ECLI:NL:RBDHA:2024:14524
Rechtbank Den Haag
- Vereenvoudigde behandeling
- Rechtspraak.nl
Niet-ontvankelijkheid van beroep wegens niet-betaling griffierecht in asielzaak
Op 12 september 2024 heeft de Rechtbank Den Haag uitspraak gedaan in de zaak AWB 24/12732, waarin eisers, allen van Turkse nationaliteit, beroep hebben ingesteld tegen het uitblijven van een beslissing op hun aanvraag om een machtiging tot voorlopig verblijf (MVV). De rechtbank heeft het beroep kennelijk niet-ontvankelijk verklaard omdat eisers het verschuldigde griffierecht van € 187,- niet hebben betaald. De rechtbank heeft vastgesteld dat eisers op 14 augustus 2024 per aangetekende brief zijn gewezen op de verplichting tot betaling van het griffierecht, met de mededeling dat dit binnen twee weken voldaan moest zijn. De aangetekende brief is op 16 augustus 2024 bezorgd, maar eisers hebben het griffierecht niet betaald en hebben geen verontschuldiging voor dit verzuim gegeven.

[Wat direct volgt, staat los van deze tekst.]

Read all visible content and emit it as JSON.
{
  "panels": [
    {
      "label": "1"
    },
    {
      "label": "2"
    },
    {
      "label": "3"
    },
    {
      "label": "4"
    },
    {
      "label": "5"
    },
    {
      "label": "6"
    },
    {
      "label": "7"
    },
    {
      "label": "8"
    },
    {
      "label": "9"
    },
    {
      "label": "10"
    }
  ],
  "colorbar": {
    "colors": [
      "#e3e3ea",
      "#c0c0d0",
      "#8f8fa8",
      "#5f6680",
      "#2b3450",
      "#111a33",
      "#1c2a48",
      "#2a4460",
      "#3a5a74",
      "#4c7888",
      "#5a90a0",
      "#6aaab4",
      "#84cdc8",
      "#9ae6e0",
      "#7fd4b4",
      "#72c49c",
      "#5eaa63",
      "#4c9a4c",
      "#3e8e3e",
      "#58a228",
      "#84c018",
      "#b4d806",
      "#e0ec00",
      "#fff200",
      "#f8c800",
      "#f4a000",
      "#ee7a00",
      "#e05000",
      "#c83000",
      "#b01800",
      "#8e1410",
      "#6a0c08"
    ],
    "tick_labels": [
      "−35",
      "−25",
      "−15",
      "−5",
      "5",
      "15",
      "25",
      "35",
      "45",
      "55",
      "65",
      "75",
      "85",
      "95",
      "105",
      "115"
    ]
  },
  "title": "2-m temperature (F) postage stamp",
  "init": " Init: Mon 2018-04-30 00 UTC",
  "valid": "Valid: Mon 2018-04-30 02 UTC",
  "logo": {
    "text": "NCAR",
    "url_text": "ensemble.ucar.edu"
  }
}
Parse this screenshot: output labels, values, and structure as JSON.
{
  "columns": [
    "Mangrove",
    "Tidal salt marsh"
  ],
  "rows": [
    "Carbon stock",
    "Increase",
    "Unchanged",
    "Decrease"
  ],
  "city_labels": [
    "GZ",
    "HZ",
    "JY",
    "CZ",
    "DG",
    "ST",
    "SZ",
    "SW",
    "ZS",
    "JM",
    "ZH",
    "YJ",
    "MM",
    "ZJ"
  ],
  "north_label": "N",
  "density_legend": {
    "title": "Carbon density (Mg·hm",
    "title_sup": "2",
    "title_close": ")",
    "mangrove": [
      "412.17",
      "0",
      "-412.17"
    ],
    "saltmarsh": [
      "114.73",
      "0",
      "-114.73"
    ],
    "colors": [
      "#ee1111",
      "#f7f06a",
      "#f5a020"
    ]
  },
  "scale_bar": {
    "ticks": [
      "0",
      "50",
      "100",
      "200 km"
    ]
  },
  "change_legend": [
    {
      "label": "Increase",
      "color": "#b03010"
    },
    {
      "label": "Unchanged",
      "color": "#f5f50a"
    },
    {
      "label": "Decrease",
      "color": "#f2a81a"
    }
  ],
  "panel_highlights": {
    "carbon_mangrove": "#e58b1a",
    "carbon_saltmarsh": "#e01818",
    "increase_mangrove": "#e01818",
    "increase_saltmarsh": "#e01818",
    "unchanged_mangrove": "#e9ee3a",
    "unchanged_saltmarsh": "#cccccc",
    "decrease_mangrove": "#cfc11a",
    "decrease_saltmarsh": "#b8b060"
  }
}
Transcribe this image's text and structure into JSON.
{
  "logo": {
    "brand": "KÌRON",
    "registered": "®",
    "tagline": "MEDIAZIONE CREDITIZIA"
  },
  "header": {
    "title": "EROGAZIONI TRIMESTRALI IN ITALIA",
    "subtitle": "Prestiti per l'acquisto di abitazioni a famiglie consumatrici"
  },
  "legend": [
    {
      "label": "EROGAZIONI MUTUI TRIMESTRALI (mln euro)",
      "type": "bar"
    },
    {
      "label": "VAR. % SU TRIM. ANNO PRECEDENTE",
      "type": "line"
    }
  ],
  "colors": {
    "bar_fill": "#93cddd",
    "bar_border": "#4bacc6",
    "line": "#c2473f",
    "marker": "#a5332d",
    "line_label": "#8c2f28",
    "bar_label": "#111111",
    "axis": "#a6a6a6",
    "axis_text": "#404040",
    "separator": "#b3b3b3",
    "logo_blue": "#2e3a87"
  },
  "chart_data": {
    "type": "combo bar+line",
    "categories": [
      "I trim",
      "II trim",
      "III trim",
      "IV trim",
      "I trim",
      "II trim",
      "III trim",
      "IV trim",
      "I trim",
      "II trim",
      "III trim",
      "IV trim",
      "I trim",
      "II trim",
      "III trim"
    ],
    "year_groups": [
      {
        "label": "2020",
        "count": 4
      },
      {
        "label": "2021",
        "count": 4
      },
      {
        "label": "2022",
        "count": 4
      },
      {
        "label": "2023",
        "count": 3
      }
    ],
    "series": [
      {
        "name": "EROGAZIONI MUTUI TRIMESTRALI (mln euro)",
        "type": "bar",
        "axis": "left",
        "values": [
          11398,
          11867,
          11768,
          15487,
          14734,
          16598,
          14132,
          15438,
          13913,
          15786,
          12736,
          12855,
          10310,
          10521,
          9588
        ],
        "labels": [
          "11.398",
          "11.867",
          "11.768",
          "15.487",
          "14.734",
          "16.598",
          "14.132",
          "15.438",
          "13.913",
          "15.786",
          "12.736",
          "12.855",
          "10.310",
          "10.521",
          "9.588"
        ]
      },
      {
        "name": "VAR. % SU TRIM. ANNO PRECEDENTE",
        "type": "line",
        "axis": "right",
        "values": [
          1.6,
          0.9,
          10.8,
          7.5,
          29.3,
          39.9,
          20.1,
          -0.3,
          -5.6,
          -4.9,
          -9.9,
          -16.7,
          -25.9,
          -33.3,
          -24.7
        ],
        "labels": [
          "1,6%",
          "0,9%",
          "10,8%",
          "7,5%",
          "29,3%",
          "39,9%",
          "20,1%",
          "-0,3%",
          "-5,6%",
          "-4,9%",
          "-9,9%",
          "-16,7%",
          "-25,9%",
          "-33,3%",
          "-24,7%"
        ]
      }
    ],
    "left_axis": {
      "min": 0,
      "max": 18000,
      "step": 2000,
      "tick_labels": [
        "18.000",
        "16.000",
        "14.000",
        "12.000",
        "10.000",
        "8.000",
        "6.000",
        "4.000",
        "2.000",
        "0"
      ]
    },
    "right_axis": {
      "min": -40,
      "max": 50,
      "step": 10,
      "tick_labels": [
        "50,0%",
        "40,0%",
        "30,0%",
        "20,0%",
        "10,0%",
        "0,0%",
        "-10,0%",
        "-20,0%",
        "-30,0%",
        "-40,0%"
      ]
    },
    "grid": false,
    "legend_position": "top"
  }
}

De rechtbank heeft in haar beoordeling benadrukt dat het niet tijdig betalen van het griffierecht niet verontschuldigbaar is, en dat de wet (artikel 8:41 van de Algemene wet bestuursrecht) bepaalt dat het beroep niet-ontvankelijk verklaard moet worden in het geval van niet-betaling. De rechtbank heeft geen inhoudelijke beoordeling van het beroep gedaan, aangezien het beroep niet-ontvankelijk is verklaard. Er is ook geen aanleiding voor een proceskostenveroordeling. De uitspraak is gedaan door mr. F. Sijens, rechter, en openbaar gemaakt op rechtspraak.nl. Partijen zijn geïnformeerd over hun recht om verzet aan te tekenen tegen deze uitspraak binnen zes weken na verzending.